A main reason APTs are an issue is because attackers can easily change application code or device firmware (that’s what makes them “advanced”) without being noticed (that’s what makes them “persistent”) and the threats are significant and don’t necessarily involve just corporate data theft (think about malware on critical infrastructure, such as a flight computer in a plane, smart grids, or even traffic lights).
Since the code runs on open platforms, the best line of defense is to make sure the software has not been modified by testing its authenticity.
Software developers will often enable their code to be tested prior to execution by signing their code digitally, effectively applying an embedded watermark. In the current climate, software publishers, be them creators of commercial software or in-house developers, are in danger of being viewed as irresponsible if they do not sign their code.
However, such efforts do not appear to have worked in the case of many of the now well-known APT attacks.
The obvious questions therefore surround the trustworthiness of the signatures.

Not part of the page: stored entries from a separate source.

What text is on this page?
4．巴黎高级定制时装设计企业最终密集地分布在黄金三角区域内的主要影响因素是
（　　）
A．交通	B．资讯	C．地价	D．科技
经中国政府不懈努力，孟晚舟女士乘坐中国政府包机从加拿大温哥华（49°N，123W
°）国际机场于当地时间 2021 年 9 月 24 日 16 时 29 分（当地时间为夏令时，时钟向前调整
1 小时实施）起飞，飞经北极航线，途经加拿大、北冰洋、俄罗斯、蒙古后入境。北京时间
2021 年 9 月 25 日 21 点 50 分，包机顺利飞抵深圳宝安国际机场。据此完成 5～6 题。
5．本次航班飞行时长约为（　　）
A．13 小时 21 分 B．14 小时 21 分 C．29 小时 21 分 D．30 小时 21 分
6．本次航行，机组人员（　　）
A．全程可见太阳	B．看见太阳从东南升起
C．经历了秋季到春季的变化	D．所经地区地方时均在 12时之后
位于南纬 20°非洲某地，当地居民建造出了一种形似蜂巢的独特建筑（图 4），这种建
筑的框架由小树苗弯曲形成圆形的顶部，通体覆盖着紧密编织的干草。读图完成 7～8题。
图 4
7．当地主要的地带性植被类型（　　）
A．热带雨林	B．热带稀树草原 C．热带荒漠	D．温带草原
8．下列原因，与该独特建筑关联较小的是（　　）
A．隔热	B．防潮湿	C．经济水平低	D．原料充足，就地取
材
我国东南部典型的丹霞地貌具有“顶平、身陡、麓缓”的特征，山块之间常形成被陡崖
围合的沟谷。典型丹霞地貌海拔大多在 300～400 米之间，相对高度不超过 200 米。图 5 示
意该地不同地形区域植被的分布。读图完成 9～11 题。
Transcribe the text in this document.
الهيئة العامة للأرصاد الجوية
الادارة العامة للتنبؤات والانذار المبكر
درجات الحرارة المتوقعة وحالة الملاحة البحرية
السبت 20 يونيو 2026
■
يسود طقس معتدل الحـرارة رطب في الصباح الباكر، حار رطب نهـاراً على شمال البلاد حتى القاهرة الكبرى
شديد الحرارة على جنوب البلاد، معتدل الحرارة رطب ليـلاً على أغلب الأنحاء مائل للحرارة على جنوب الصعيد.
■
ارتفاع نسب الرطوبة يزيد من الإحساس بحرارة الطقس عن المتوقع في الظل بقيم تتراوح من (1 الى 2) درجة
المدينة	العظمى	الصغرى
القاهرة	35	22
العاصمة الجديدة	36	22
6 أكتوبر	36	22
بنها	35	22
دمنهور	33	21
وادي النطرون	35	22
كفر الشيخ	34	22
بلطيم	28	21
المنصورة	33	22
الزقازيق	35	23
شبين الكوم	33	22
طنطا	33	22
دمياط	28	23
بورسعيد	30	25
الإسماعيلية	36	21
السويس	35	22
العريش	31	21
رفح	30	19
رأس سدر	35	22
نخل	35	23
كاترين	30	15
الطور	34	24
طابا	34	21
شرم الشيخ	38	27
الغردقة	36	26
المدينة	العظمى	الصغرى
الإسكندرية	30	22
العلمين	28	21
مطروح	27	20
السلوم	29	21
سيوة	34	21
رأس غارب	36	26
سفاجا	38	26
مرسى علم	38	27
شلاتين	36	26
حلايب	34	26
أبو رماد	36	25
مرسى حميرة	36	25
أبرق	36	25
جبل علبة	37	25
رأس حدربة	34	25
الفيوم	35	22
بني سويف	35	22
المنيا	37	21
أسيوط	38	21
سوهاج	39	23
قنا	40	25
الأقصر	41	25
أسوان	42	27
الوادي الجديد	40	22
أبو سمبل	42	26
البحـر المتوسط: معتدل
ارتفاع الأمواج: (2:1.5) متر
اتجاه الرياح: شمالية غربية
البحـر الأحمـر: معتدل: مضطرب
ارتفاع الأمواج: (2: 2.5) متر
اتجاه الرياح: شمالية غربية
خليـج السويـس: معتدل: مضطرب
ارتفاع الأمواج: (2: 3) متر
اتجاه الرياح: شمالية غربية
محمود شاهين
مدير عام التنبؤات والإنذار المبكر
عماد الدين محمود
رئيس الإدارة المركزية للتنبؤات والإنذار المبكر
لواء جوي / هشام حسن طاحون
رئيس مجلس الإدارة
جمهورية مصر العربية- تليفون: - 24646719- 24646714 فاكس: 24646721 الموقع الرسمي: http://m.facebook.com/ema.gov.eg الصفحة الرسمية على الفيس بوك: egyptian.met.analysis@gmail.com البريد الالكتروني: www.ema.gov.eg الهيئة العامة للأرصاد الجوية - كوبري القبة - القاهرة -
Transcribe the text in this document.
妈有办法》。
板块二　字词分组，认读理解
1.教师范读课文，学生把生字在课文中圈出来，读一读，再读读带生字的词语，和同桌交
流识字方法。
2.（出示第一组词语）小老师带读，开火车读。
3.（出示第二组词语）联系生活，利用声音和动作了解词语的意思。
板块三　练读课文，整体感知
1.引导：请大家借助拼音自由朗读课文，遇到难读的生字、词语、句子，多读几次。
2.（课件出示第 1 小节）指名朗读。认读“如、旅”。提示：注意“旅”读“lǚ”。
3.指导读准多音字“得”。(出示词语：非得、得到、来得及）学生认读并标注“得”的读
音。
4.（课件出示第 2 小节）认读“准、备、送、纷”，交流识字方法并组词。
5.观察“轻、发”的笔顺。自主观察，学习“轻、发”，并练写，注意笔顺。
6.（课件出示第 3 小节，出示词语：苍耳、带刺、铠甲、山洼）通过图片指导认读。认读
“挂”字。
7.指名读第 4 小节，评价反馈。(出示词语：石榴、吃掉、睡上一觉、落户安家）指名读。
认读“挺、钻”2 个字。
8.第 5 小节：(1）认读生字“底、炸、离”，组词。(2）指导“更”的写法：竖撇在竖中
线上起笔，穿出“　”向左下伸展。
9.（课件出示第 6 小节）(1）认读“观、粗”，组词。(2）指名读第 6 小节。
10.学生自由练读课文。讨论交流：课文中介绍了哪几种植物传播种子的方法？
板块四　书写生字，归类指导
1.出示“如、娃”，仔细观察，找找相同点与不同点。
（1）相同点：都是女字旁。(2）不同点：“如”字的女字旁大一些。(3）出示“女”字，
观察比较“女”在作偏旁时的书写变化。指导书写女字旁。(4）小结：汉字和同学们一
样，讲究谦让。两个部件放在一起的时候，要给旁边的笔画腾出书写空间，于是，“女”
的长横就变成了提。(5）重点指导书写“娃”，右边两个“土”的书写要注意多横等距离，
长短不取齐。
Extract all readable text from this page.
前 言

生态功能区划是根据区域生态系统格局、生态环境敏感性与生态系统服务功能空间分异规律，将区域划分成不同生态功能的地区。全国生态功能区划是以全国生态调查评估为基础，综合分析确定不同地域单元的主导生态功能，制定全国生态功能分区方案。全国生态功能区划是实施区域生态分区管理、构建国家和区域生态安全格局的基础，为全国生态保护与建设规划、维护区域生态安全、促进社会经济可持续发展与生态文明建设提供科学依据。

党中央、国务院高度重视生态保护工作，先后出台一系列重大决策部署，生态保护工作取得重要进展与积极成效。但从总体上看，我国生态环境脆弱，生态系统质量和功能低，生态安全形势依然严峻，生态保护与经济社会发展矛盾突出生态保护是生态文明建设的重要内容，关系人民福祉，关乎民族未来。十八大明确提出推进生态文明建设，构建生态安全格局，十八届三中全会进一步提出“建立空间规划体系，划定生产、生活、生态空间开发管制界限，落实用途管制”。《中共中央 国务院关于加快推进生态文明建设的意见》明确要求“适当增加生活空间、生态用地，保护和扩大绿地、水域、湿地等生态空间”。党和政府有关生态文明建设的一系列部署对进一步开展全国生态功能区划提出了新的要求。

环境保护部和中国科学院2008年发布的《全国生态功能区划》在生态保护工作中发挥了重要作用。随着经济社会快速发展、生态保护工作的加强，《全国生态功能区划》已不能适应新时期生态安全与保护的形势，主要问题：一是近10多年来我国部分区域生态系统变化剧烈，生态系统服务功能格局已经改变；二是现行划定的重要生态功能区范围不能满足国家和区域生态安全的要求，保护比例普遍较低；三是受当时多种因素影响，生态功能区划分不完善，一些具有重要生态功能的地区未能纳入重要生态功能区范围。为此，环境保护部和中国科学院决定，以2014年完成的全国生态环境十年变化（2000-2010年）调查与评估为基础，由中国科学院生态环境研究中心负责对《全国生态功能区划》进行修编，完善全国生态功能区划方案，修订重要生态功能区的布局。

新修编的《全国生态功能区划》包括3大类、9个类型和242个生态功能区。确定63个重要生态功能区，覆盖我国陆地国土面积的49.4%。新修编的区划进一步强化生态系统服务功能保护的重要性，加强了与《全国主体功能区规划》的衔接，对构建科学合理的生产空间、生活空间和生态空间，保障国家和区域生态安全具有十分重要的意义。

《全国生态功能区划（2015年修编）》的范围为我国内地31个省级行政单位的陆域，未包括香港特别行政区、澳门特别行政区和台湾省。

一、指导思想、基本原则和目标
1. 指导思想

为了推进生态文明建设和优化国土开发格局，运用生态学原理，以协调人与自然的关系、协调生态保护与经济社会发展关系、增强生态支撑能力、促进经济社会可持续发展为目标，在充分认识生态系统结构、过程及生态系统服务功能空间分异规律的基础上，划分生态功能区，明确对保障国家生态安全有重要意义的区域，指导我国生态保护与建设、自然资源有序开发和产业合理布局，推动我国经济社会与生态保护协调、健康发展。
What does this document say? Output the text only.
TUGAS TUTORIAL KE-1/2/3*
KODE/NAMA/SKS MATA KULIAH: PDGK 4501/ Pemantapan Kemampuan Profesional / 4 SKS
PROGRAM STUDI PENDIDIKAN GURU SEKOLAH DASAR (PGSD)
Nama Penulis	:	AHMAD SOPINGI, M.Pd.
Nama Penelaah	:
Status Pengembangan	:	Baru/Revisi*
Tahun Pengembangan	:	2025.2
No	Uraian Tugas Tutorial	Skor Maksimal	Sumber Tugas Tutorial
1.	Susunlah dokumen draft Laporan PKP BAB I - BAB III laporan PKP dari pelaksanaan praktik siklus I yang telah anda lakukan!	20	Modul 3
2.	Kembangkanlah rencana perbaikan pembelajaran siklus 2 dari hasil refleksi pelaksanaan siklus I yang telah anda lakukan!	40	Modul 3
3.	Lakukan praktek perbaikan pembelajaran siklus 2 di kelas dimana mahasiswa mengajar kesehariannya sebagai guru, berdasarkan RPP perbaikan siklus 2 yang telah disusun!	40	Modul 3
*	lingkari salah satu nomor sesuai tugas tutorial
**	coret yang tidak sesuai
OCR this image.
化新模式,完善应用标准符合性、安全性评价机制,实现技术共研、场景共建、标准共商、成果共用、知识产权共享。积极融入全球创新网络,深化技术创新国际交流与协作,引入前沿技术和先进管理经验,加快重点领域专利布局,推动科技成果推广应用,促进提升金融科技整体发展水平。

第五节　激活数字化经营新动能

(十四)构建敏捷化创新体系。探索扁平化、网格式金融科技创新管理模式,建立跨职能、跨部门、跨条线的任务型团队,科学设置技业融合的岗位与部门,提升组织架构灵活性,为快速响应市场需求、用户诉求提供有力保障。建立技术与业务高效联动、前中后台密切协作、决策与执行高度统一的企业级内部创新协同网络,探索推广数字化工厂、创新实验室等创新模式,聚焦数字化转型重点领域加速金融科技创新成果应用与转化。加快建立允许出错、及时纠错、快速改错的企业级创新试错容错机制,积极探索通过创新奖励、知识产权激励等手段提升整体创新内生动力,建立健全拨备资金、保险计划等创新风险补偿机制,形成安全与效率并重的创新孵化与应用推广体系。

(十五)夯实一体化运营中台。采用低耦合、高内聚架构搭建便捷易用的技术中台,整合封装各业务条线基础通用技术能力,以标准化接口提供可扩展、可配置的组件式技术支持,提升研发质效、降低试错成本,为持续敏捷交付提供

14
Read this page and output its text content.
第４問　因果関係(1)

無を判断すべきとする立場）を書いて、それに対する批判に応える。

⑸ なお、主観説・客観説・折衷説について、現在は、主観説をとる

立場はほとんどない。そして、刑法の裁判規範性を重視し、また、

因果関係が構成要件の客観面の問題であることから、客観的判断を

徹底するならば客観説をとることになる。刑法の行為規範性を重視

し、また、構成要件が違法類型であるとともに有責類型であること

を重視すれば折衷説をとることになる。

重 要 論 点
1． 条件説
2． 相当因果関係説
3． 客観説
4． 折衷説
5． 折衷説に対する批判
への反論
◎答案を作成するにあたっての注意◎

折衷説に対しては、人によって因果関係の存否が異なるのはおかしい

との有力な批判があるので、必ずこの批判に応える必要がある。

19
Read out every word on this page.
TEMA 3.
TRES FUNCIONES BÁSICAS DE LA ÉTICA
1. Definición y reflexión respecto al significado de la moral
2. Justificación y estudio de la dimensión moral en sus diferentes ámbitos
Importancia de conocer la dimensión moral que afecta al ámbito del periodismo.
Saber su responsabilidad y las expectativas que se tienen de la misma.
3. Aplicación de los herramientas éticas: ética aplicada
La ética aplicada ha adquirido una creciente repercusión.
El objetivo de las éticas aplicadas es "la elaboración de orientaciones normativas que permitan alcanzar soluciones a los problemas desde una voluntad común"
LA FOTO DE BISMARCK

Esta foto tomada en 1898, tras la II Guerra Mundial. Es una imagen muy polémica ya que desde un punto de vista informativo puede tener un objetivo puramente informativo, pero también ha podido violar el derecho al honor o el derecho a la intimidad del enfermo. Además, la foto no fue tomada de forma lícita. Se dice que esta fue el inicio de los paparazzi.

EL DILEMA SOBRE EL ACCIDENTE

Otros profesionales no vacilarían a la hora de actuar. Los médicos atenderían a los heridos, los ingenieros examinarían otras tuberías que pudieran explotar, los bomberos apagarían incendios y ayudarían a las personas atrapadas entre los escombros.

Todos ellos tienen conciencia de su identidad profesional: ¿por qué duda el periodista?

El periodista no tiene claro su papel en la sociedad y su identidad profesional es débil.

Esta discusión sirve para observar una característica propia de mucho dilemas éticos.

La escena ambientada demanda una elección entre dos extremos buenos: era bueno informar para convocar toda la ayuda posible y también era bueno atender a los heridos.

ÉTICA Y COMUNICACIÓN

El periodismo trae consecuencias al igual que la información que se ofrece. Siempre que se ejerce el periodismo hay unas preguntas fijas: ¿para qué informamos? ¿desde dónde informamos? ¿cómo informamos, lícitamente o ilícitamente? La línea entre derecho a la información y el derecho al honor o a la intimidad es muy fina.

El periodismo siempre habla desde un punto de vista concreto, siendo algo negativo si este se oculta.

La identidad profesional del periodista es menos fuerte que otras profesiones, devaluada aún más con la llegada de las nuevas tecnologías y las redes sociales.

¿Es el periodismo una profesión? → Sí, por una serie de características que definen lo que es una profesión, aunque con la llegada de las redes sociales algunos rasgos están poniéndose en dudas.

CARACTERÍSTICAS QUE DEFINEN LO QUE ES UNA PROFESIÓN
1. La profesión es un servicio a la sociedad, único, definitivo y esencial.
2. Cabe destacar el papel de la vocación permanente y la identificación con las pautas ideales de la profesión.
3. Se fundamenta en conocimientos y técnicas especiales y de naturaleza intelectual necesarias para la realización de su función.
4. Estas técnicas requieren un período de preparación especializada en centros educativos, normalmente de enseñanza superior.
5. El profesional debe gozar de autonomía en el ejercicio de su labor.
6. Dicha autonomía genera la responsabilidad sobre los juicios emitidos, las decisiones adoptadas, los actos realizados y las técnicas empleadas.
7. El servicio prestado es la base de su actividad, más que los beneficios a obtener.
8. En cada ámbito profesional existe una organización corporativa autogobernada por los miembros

Given the rise of APTs, I expect greater focus on trustworthy code signing processes as well as on digital signature laws. Fortunately, numerous methods exist to digitally sign code in very secure ways that are not a burden to the development process.
Needless to say, the use of hardware security modules (HSMs) addresses the potential trust issues related to code signing. By protecting secret signing keys the signatures can be trusted. HSMs themselves are certified to independent standards (e.g. FIPS) and can be used to enforce strict key management policies, which means signatures can be trusted across separate domains.
Finally, HSMs include crypto-acceleration capabilities, which are important for organization doing lots of signatures.